Zahlen des Kinderhilfswerks Unicef: Mehr Kinder-Zwangsehen durch Dürre

Das extreme Wetter verschärft die Armut: Eltern in Äthiopien hoffen auf Mitgift und ein besseres Leben für ihren Nachwuchs.

Ein Kind trägt einen Wasserkanister in einer kargen landschaft

Äthiopien im April 2022: im Camp Higlo leben Menschen, die durch die Dürre vertrieben wurden Foto: Tiksa Negeri/reuters

BERLIN taz | Hunger, Durst, Armut, Vertreibung: Die Folgen der extremen Dürre treiben mehr äthiopische Familien dazu, ihre minderjährigen Kinder in Ehen zu zwingen, warnt Unicef, das Kinderhilfswerk der Vereinten Nationen.

„Die Schließung von Kinderehen nimmt in Dürrezeiten oft zu, weil Familien ihre Töchter in der Hoffnung verheiraten, dass diese so besser ernährt und beschützt werden, auch geht es um die Mitgiften“, sagte Catherine Russell, Chefin des Kinderhilfswerks der Vereinten Nationen bei einem Besuch in der äthiopischen Region Somali.

Laut Daten, die Unicef von verschiedenen Lokalregierungen gesammelt hat, kam es etwa in der Region Oromia zwischen Februar und August vergangenen Jahres zu 672 Fällen, während die Zahl von September bis März dieses Jahres bei 2.282 lag.

Weil drei Regensaisons nacheinander ausgefallen sind, leidet Nordostafrika unter einer der schlimmsten Dürren seit Jahrzehnten, warnt Unicef.
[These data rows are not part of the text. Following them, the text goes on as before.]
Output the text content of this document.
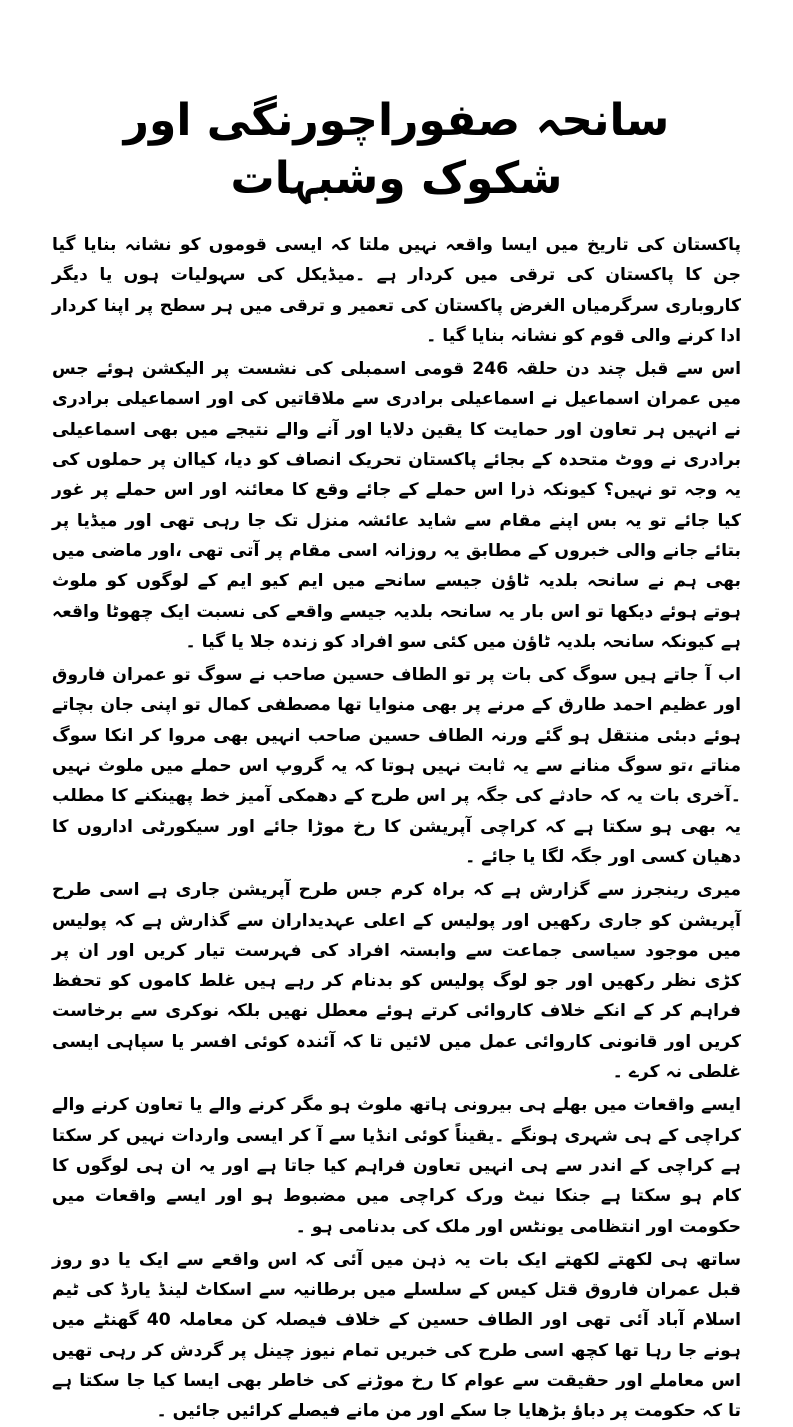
سانحہ صفوراچورنگی اور شکوک وشبہات

پاکستان کی تاریخ میں ایسا واقعہ نہیں ملتا کہ ایسی قوموں کو نشانہ بنایا گیا جن کا پاکستان کی ترقی میں کردار ہے ۔میڈیکل کی سہولیات ہوں یا دیگر کاروباری سرگرمیاں الغرض پاکستان کی تعمیر و ترقی میں ہر سطح پر اپنا کردار ادا کرنے والی قوم کو نشانہ بنایا گیا ۔

اس سے قبل چند دن حلقہ 246 قومی اسمبلی کی نشست پر الیکشن ہوئے جس میں عمران اسماعیل نے اسماعیلی برادری سے ملاقاتیں کی اور اسماعیلی برادری نے انہیں ہر تعاون اور حمایت کا یقین دلایا اور آنے والے نتیجے میں بھی اسماعیلی برادری نے ووٹ متحدہ کے بجائے پاکستان تحریک انصاف کو دیا، کیاان پر حملوں کی یہ وجہ تو نہیں؟ کیونکہ ذرا اس حملے کے جائے وقع کا معائنہ اور اس حملے پر غور کیا جائے تو یہ بس اپنے مقام سے شاید عائشہ منزل تک جا رہی تھی اور میڈیا پر بتائے جانے والی خبروں کے مطابق یہ روزانہ اسی مقام پر آتی تھی ،اور ماضی میں بھی ہم نے سانحہ بلدیہ ٹاؤن جیسے سانحے میں ایم کیو ایم کے لوگوں کو ملوث ہوتے ہوئے دیکھا تو اس بار یہ سانحہ بلدیہ جیسے واقعے کی نسبت ایک چھوٹا واقعہ ہے کیونکہ سانحہ بلدیہ ٹاؤن میں کئی سو افراد کو زندہ جلا یا گیا ۔

اب آ جاتے ہیں سوگ کی بات پر تو الطاف حسین صاحب نے سوگ تو عمران فاروق اور عظیم احمد طارق کے مرنے پر بھی منوایا تھا مصطفی کمال تو اپنی جان بچاتے ہوئے دبئی منتقل ہو گئے ورنہ الطاف حسین صاحب انہیں بھی مروا کر انکا سوگ مناتے ،تو سوگ منانے سے یہ ثابت نہیں ہوتا کہ یہ گروپ اس حملے میں ملوث نہیں ۔آخری بات یہ کہ حادثے کی جگہ پر اس طرح کے دھمکی آمیز خط پھینکنے کا مطلب یہ بھی ہو سکتا ہے کہ کراچی آپریشن کا رخ موڑا جائے اور سیکورٹی اداروں کا دھیان کسی اور جگہ لگا یا جائے ۔

میری رینجرز سے گزارش ہے کہ براہ کرم جس طرح آپریشن جاری ہے اسی طرح آپریشن کو جاری رکھیں اور پولیس کے اعلی عہدیداران سے گذارش ہے کہ پولیس میں موجود سیاسی جماعت سے وابستہ افراد کی فہرست تیار کریں اور ان پر کڑی نظر رکھیں اور جو لوگ پولیس کو بدنام کر رہے ہیں غلط کاموں کو تحفظ فراہم کر کے انکے خلاف کاروائی کرتے ہوئے معطل نھیں بلکہ نوکری سے برخاست کریں اور قانونی کاروائی عمل میں لائیں تا کہ آئندہ کوئی افسر یا سپاہی ایسی غلطی نہ کرے ۔

ایسے واقعات میں بھلے ہی بیرونی ہاتھ ملوث ہو مگر کرنے والے یا تعاون کرنے والے کراچی کے ہی شہری ہونگے ۔یقیناً کوئی انڈیا سے آ کر ایسی واردات نہیں کر سکتا ہے کراچی کے اندر سے ہی انہیں تعاون فراہم کیا جاتا ہے اور یہ ان ہی لوگوں کا کام ہو سکتا ہے جنکا نیٹ ورک کراچی میں مضبوط ہو اور ایسے واقعات میں حکومت اور انتظامی یونٹس اور ملک کی بدنامی ہو ۔

ساتھ ہی لکھتے لکھتے ایک بات یہ ذہن میں آئی کہ اس واقعے سے ایک یا دو روز قبل عمران فاروق قتل کیس کے سلسلے میں برطانیہ سے اسکاٹ لینڈ یارڈ کی ٹیم اسلام آباد آئی تھی اور الطاف حسین کے خلاف فیصلہ کن معاملہ 40 گھنٹے میں ہونے جا رہا تھا کچھ اسی طرح کی خبریں تمام نیوز چینل پر گردش کر رہی تھیں اس معاملے اور حقیقت سے عوام کا رخ موڑنے کی خاطر بھی ایسا کیا جا سکتا ہے تا کہ حکومت پر دباؤ بڑھایا جا سکے اور من مانے فیصلے کرائیں جائیں ۔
Zehn Millionen Kinder benötigten Unterstützung bei der bloßen Lebenserhaltung. 1,7 Millionen Kinder seien akut unterernährt. Armut und Hunger sind in der Region zwar sonst auch ein Problem, laut Unicef hat sich das Problem aber stark verschärft. Diesen Februar habe die Zahl der unterernährten Kinder unter fünf Jahren 15 Prozent höher gelegen als noch im Februar des Vorjahres.

Niederschlag in Nordostafrika nimmt im Schnitt ab

Neben dem Hunger ist auch der Mangel an sauberem Trinkwasser ein Problem. „Kinder sind gezwungen, kontaminiertes Wasser zu trinken und leiden so unter erhöhtem Risiko, sich mit Cholera und anderen tödlichen Krankheiten anzustecken“, warnte Russel.

Die Folgen der Dürre in Äthiopien seien verheerend, sagte sie. „In der Somali-Region, eine der am schlimmsten von er Dürre betroffenen Regionen des Landes, habe ich Kinder und Familien getroffen, die buchstäblich alles verloren haben. Ihr Vieh ist gestorben und jetzt haben sie keine Einkommensquelle mehr. Sie können ihre Kinder nicht ernähren und ziehen umher auf der Suche nach Essen und Wasser.“

Extremes Wetter nimmt mit dem Klimawandel zu. Anders als bei Hitzewellen, die mittlerweile praktisch immer durch die Erderhitzung verstärkt werden, ist der Zusammenhang bei Dürren komplizierter. Für die äthiopische Dürre liegt noch keine Einzelfallstudie vor. Eine solche Studie zur extremen Dürre in Madagaskar hatte im vergangenen Dezember ergeben, dass die Trockenheit nicht nennenswert vom Klimawandel beeinflusst wurde. Kern des Problems war in diesem Fall eher die natürliche Wettervariabilität, für die dramatischen Folgen war vor allem die herrschende Armut verantwortlich.

Generell warnt der Weltklimarat aber davor, dass in vielen Regionen auf der Welt Dürren intensiver werden könnten. In Nordostafrika haben Messungen bereits ergeben, dass es durchschnittlich weniger Niederschlag gibt als früher.